[Numpy-discussion] New functions.

Wed Jun 1 11:17:55 EDT 2011

On Tue, May 31, 2011 at 8:41 PM, Charles R Harris
<charlesr.harris at gmail.com> wrote:
> On Tue, May 31, 2011 at 8:50 PM, Bruce Southey <bsouthey at gmail.com> wrote:

>> How about including all or some of Keith's Bottleneck package?
>> He has tried to include some of the discussed functions and tried to
>> make them very fast.
>
> I don't think they are sufficiently general as they are limited to 2
> dimensions. However, I think the moving filters should go into scipy, either
> in ndimage or maybe signals. Some of the others we can still speed of
> significantly, for instance nanmedian, by using the new functionality in
> numpy, i.e., numpy sort has worked with nans for a while now.
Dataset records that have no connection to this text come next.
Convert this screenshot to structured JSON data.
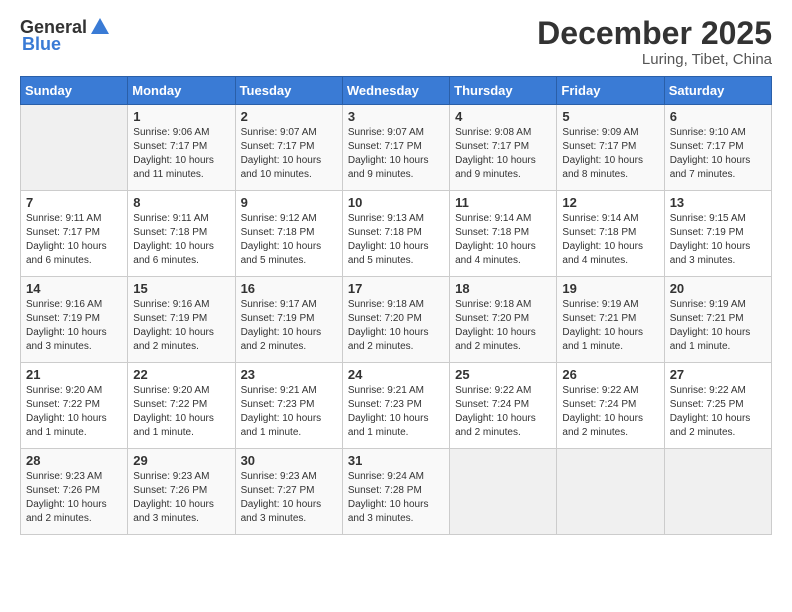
{
  "logo": {
    "general": "General",
    "blue": "Blue"
  },
  "title": "December 2025",
  "location": "Luring, Tibet, China",
  "days_of_week": [
    "Sunday",
    "Monday",
    "Tuesday",
    "Wednesday",
    "Thursday",
    "Friday",
    "Saturday"
  ],
  "weeks": [
    [
      {
        "day": "",
        "info": ""
      },
      {
        "day": "1",
        "info": "Sunrise: 9:06 AM\nSunset: 7:17 PM\nDaylight: 10 hours\nand 11 minutes."
      },
      {
        "day": "2",
        "info": "Sunrise: 9:07 AM\nSunset: 7:17 PM\nDaylight: 10 hours\nand 10 minutes."
      },
      {
        "day": "3",
        "info": "Sunrise: 9:07 AM\nSunset: 7:17 PM\nDaylight: 10 hours\nand 9 minutes."
      },
      {
        "day": "4",
        "info": "Sunrise: 9:08 AM\nSunset: 7:17 PM\nDaylight: 10 hours\nand 9 minutes."
      },
      {
        "day": "5",
        "info": "Sunrise: 9:09 AM\nSunset: 7:17 PM\nDaylight: 10 hours\nand 8 minutes."
      },
      {
        "day": "6",
        "info": "Sunrise: 9:10 AM\nSunset: 7:17 PM\nDaylight: 10 hours\nand 7 minutes."
      }
    ],
    [
      {
        "day": "7",
        "info": "Sunrise: 9:11 AM\nSunset: 7:17 PM\nDaylight: 10 hours\nand 6 minutes."
      },
      {
        "day": "8",
        "info": "Sunrise: 9:11 AM\nSunset: 7:18 PM\nDaylight: 10 hours\nand 6 minutes."
      },
      {
        "day": "9",
        "info": "Sunrise: 9:12 AM\nSunset: 7:18 PM\nDaylight: 10 hours\nand 5 minutes."
      },
      {
        "day": "10",
        "info": "Sunrise: 9:13 AM\nSunset: 7:18 PM\nDaylight: 10 hours\nand 5 minutes."
      },
      {
        "day": "11",
        "info": "Sunrise: 9:14 AM\nSunset: 7:18 PM\nDaylight: 10 hours\nand 4 minutes."
      },
      {
        "day": "12",
        "info": "Sunrise: 9:14 AM\nSunset: 7:18 PM\nDaylight: 10 hours\nand 4 minutes."
      },
      {
        "day": "13",
        "info": "Sunrise: 9:15 AM\nSunset: 7:19 PM\nDaylight: 10 hours\nand 3 minutes."
      }
    ],
    [
      {
        "day": "14",
        "info": "Sunrise: 9:16 AM\nSunset: 7:19 PM\nDaylight: 10 hours\nand 3 minutes."
      },
      {
        "day": "15",
        "info": "Sunrise: 9:16 AM\nSunset: 7:19 PM\nDaylight: 10 hours\nand 2 minutes."
      },
      {
        "day": "16",
        "info": "Sunrise: 9:17 AM\nSunset: 7:19 PM\nDaylight: 10 hours\nand 2 minutes."
      },
      {
        "day": "17",
        "info": "Sunrise: 9:18 AM\nSunset: 7:20 PM\nDaylight: 10 hours\nand 2 minutes."
      },
      {
        "day": "18",
        "info": "Sunrise: 9:18 AM\nSunset: 7:20 PM\nDaylight: 10 hours\nand 2 minutes."
      },
      {
        "day": "19",
        "info": "Sunrise: 9:19 AM\nSunset: 7:21 PM\nDaylight: 10 hours\nand 1 minute."
      },
      {
        "day": "20",
        "info": "Sunrise: 9:19 AM\nSunset: 7:21 PM\nDaylight: 10 hours\nand 1 minute."
      }
    ],
    [
      {
        "day": "21",
        "info": "Sunrise: 9:20 AM\nSunset: 7:22 PM\nDaylight: 10 hours\nand 1 minute."
      },
      {
        "day": "22",
        "info": "Sunrise: 9:20 AM\nSunset: 7:22 PM\nDaylight: 10 hours\nand 1 minute."
      },
      {
        "day": "23",
        "info": "Sunrise: 9:21 AM\nSunset: 7:23 PM\nDaylight: 10 hours\nand 1 minute."
      },
      {
        "day": "24",
        "info": "Sunrise: 9:21 AM\nSunset: 7:23 PM\nDaylight: 10 hours\nand 1 minute."
      },
      {
        "day": "25",
        "info": "Sunrise: 9:22 AM\nSunset: 7:24 PM\nDaylight: 10 hours\nand 2 minutes."
      },
      {
        "day": "26",
        "info": "Sunrise: 9:22 AM\nSunset: 7:24 PM\nDaylight: 10 hours\nand 2 minutes."
      },
      {
        "day": "27",
        "info": "Sunrise: 9:22 AM\nSunset: 7:25 PM\nDaylight: 10 hours\nand 2 minutes."
      }
    ],
    [
      {
        "day": "28",
        "info": "Sunrise: 9:23 AM\nSunset: 7:26 PM\nDaylight: 10 hours\nand 2 minutes."
      },
      {
        "day": "29",
        "info": "Sunrise: 9:23 AM\nSunset: 7:26 PM\nDaylight: 10 hours\nand 3 minutes."
      },
      {
        "day": "30",
        "info": "Sunrise: 9:23 AM\nSunset: 7:27 PM\nDaylight: 10 hours\nand 3 minutes."
      },
      {
        "day": "31",
        "info": "Sunrise: 9:24 AM\nSunset: 7:28 PM\nDaylight: 10 hours\nand 3 minutes."
      },
      {
        "day": "",
        "info": ""
      },
      {
        "day": "",
        "info": ""
      },
      {
        "day": "",
        "info": ""
      }
    ]
  ]
}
It looks like
> call overhead dominates the nanmax times for small arrays and this might
> improve if the ufunc machinery is cleaned up a bit more, I don't know how
> far Mark got with that.

Currently Bottleneck accelerates 1d, 2d, and 3d input. Anything else
falls back to a slower, non-cython version of the function. The same
goes for int32, int64, float32, float64.

It should not be difficult to extend to higher nd and more dtypes
since everything is generated from template. The problem is that there
would be a LOT of cython auto-generated C code since there is a
separate function for each ndim, dtype, axis combination.

Each of the ndim, dtype, axis functions currently has its own copy of
the algorithm (such as median). Pulling that out and reusing it should
save a lot of trees by reducing the auto-generated C code size.

I recently added a partsort and argpartsort.